Bem-me-quer, Mal-me-quer.

Tenho sonhado todas as noites intensamente. Acordo completamente desnorteada. Ao abrir os olhos fico esperando o mundo dos sonhos no mundo real, mas ele não vem.
Já cheguei a ficar um dia inteiro na cama depois de ter acordado, inconformada com a placidez e a mesmice da vida. Os sonhos são conturbados, confusos, nonsense, coloridos e neles eu me encontro muitas vezes perdida.
Os rapazes passam por mim e perguntam se sou eu mesma que faço tudo aquilo ou se é minha imaginação que toma conta, mas eu nunca sei responder. Acho que minha imaginação nada mais é do que sou. Ela sou eu e dela faço os sonhos mais incríveis. Com ela eu chego à todos os lugares e à lugar nenhum.
Penso que essas pessoas não têm sonhos como eu e a maioria delas, coincidentemente, está nos meus sonhos. É como se eu roubasse-as dos próprios sonhos e quisesse-as ao meu lado, no meu sonho, do meu jeito- são as pessoas queridas.
A moça das tapiocas, é casada com o baleiro da rua de baixo, e os dois passam o dia trocando doces um com o outro.
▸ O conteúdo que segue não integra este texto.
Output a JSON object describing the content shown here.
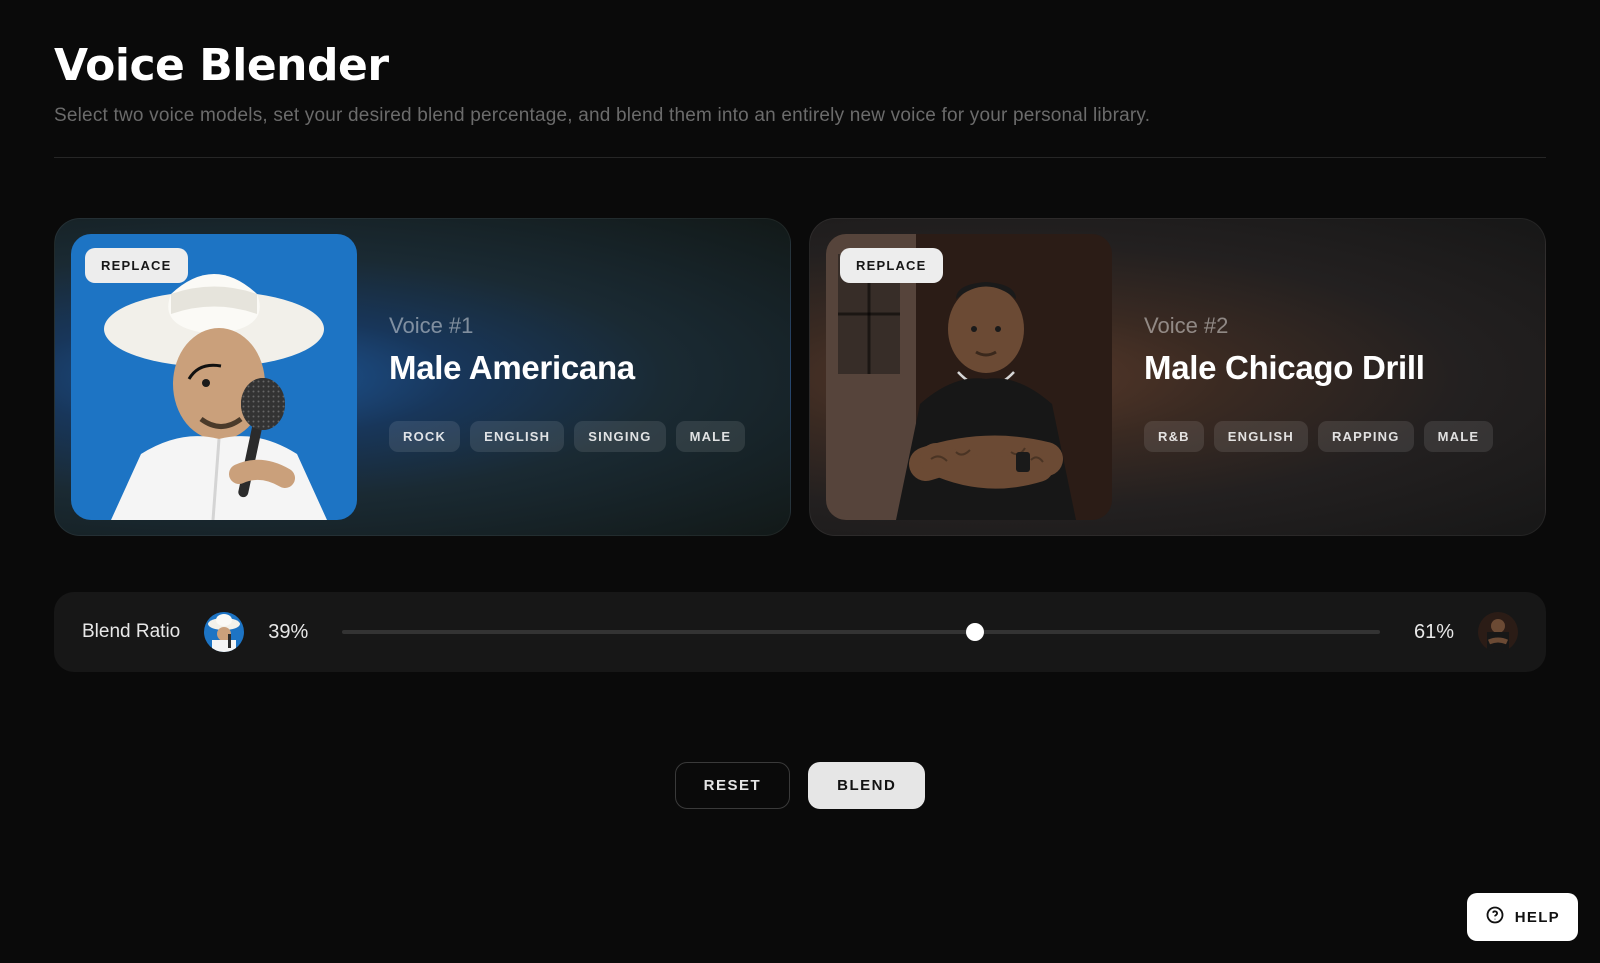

Vire e mexe namoram às escondidas, enquanto não chega a frequesia. O menino que joga bola no quintal tenta acertar o casal, o mais esperto aproveita o momento pra roubar umas balas ou a lata de leite condensado.
A menina que carrega a boneca pra cima e pra baixo chora quando vê que em cima da sua cama tem um sutiã- a mãe tem a infeliz mania de tentar mostrar que a filha não é mais criança dando presentes desse tipo, um dia colocou uma revista de fofocas no lugar da de quadrinhos e a filha odiou a troca.
O rapaz entra e sái pela portaria do prédio da frente ao mesmo horário todos os dias. No meu sonho ele entra com um terno verde e sai com um vermelho, um azul turquesa no lugar do amarelo e assim por diante. Os filhos ficam olhando pela janela até o pai entrar no carro parado na rua,só então começam a brigar.
Os irmãos brigam menos nos meus sonhos e fazem as pazes trocando as figurinhas mais raras.
Eu vejo e faço tudo sem participar de nada. Nos meus sonhos eu estou sempre em cima de uma árvore brincando de "bem-me-quer, mal-me-quer" com uma margarida. Cada pétala arrancada é um sonho acabado, uma por uma me enche e me esgota de esperanças e a última pétala solitária sempre é arrancada com muita pena e relutância. Faz parte da brincadeira despetalar a flor toda, tenho consciência disso. Só não consigo entender porque todas as vezes eu tenho que ficar sozinha. Da próxima vez vou deixar a última pétala mal-querida na flor, quem sabe assim consigo virar o jogo.